Ну и пусть! Утром поеду домой, думала Джун. Надо хоть немного поспать, а то еще усну прямо за рулем… Почему-то вдруг отчетливо вспомнилось, как мама в детстве рассказывала ей с братом про библейского царя Давида, у которого было кольцо с надписью «все проходит». Когда грустно, от этих слов становится весело, а когда весело, то становится грустно. Надо завести себе такое кольцо… И с этой утешительной мыслью Джун заснула.
После бессонной ночи гудела голова и слипались глаза. Переминаясь с ноги на ногу, Алекс стоял у двери номера Джун и все не решался постучать.
Нужно извиниться за неучтивое поведение на вечеринке, а главное — объяснить, как он терзался, видя ее танцующей с другими. Он нарочно держался от нее подальше, надеясь, что в обществе других женщин сумеет ее забыть, но добился обратного результата.
Как ему жить дальше? Даже если он сумеет убедить отца, что Джун подходит ему в жены, как убедить в этом себя самого? Кто знает, может, он интересует ее лишь с профессиональной точки зрения? Устав жить под постоянным прицелом прессы, Алекс не мог заставить себя устроить показательный спектакль из своей личной жизни и с ужасом думал о грядущем интервью.
Инстинкт самосохранения советовал ему уйти, не поговорив с Джун.
На миг Алекс представил ее спящей в кровати, и ему захотелось прижать ее к груди, почувствовать ее нежную кожу, шелковистые волосы…
А может, она сейчас стоит в ванной у зеркала, порозовев от горячего душа, и заворачивается в полотенце… Ему нравилось в Джун все — тонкие руки, изящные плечи, гордая осанка и точеная шея. Внезапно ему в голову пришла фантазия — украсить ее обнаженное тело фамильными драгоценностями: надеть на голову бриллиантовую диадему, в уши сапфировые серьги, на шею жемчужное ожерелье… Он бы нанизал перстни на все ее пальцы, покрыл бы руки браслетами, а изящные лодыжки золотыми цепочками. Но никакие драгоценности не сделают ее прекраснее, чем она уже есть в его глазах.

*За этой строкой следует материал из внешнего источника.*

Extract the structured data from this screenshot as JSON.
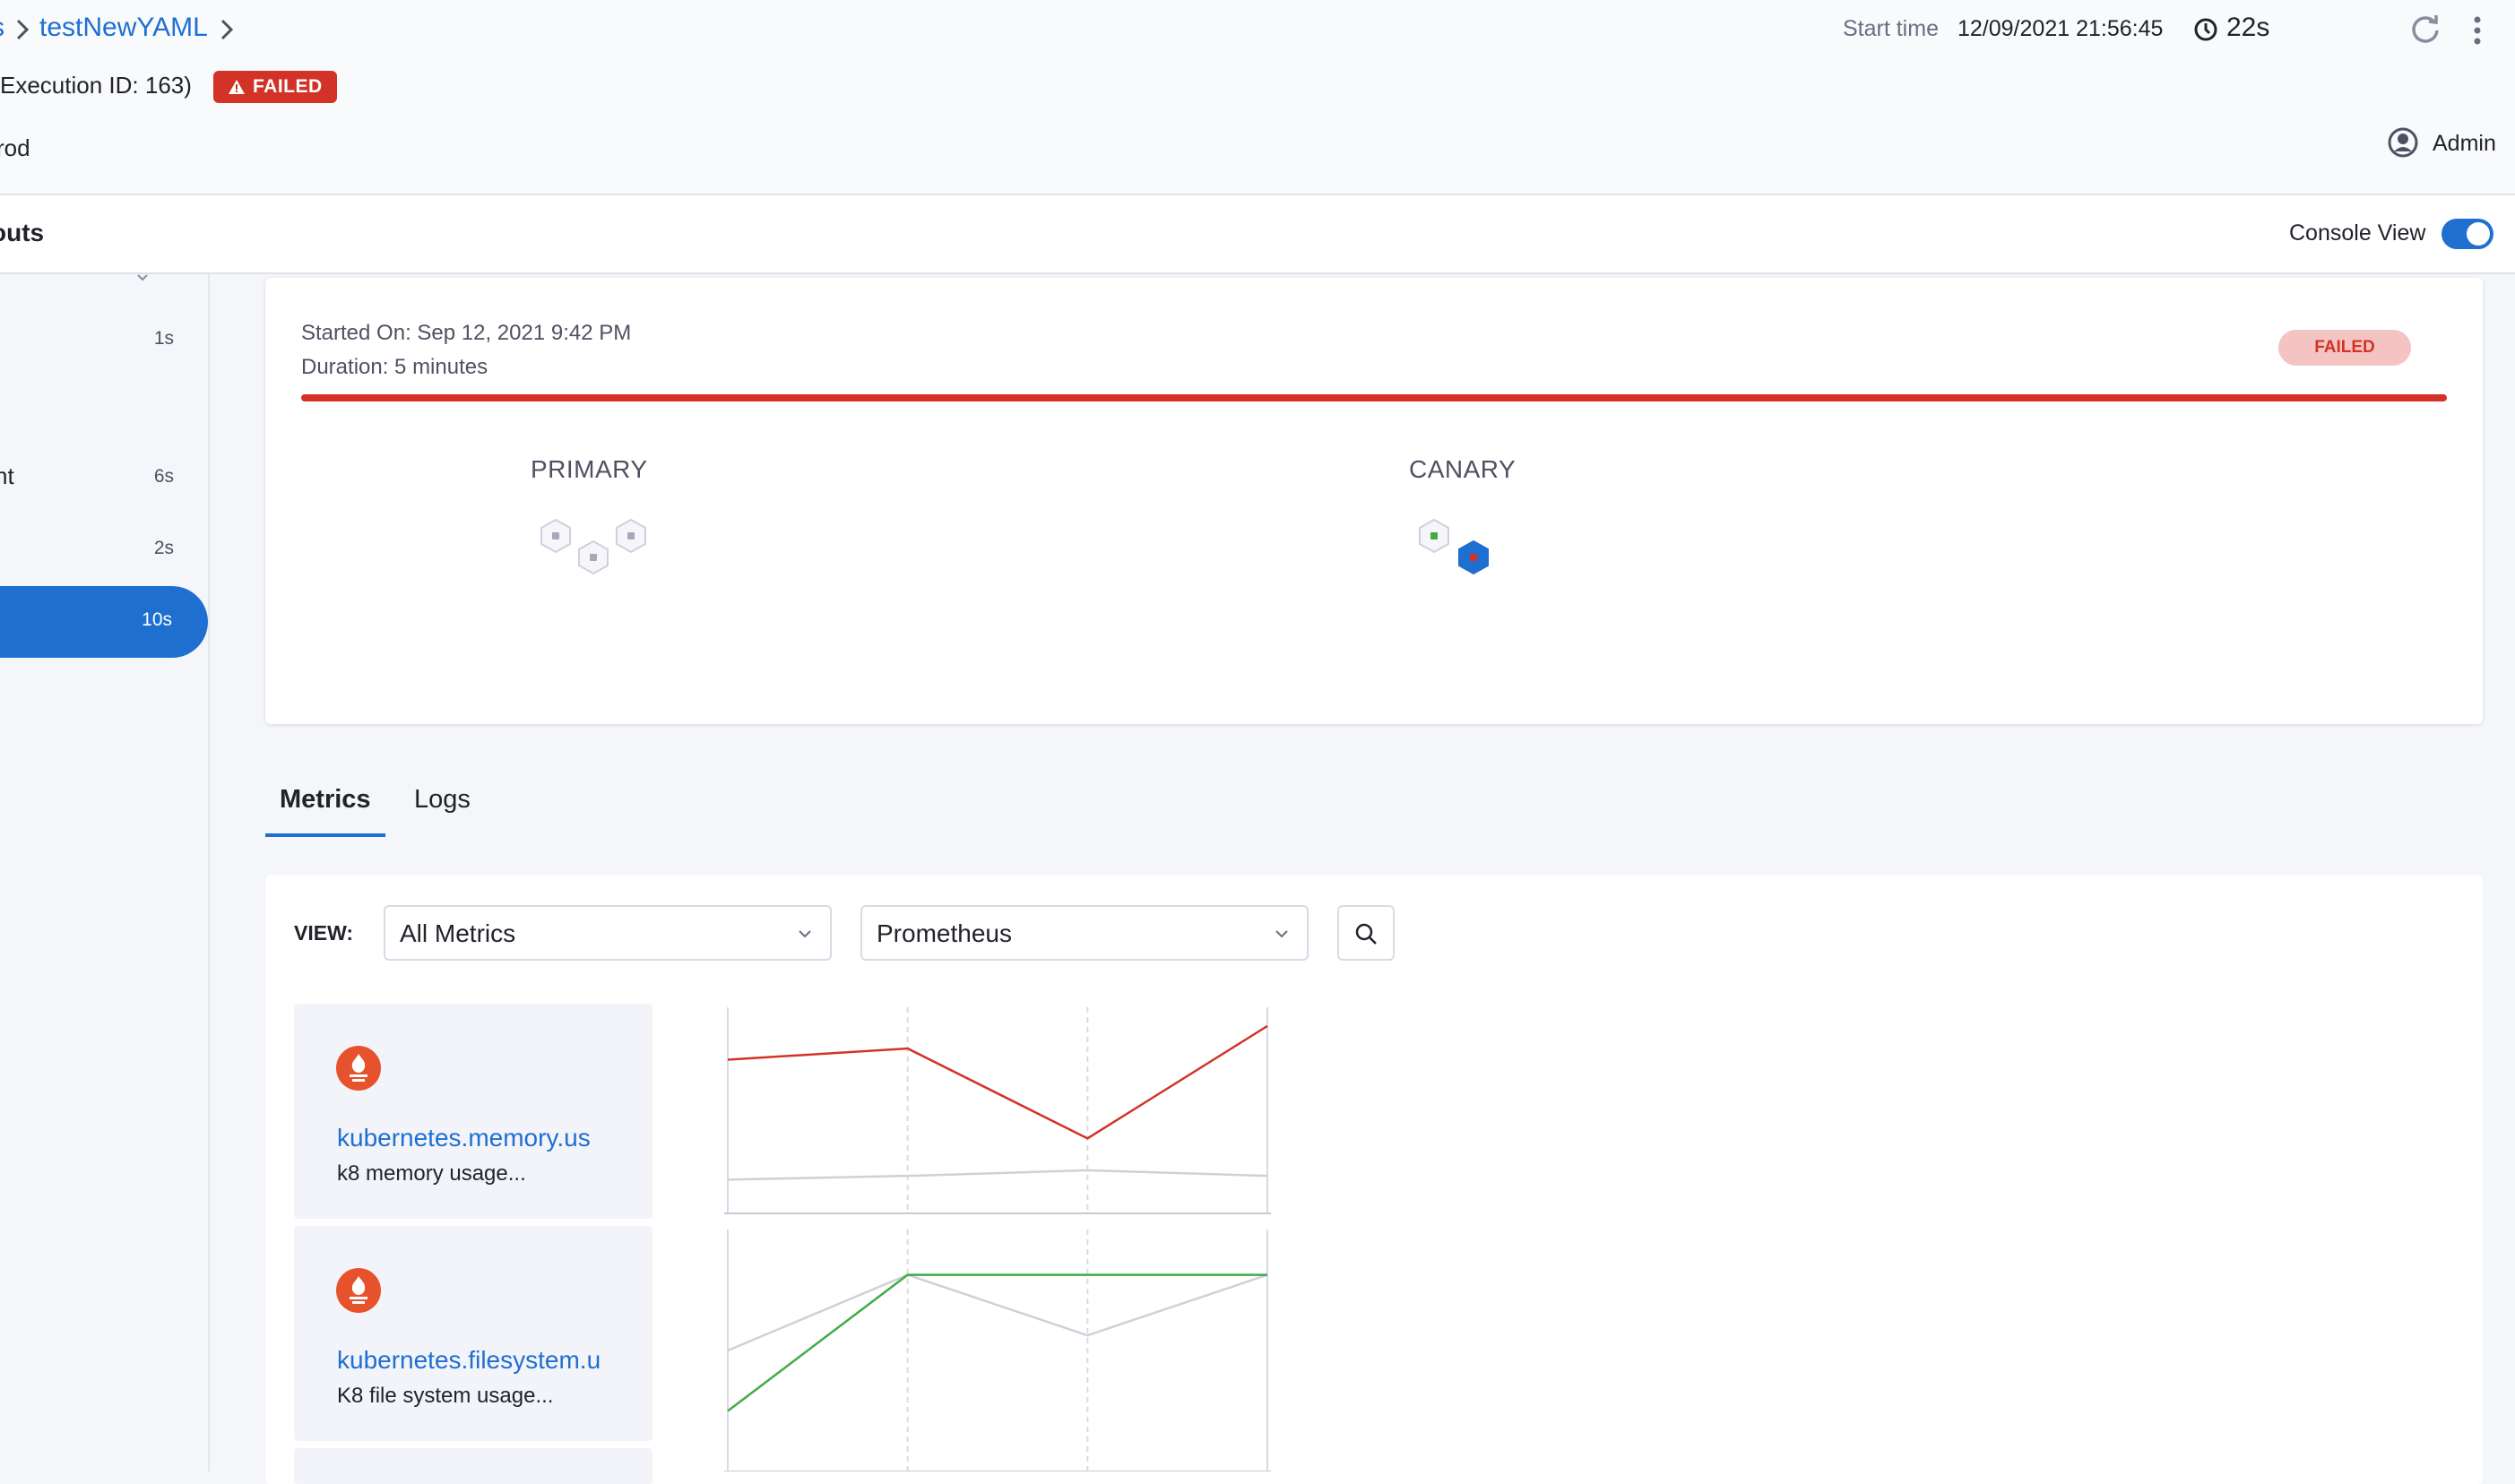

Алекс страдал под натиском неведомых ему прежде чувств: смущение, неуверенность в себе, страх совершить ошибку… За всю свою жизнь он никого не боялся, разве что отца, когда был непослушным подростком. Невероятно, как эта красивая американка перевернула все вверх дном, даже его собственное представление о себе.
Собравшись с духом, Алекс негромко постучал в дверь.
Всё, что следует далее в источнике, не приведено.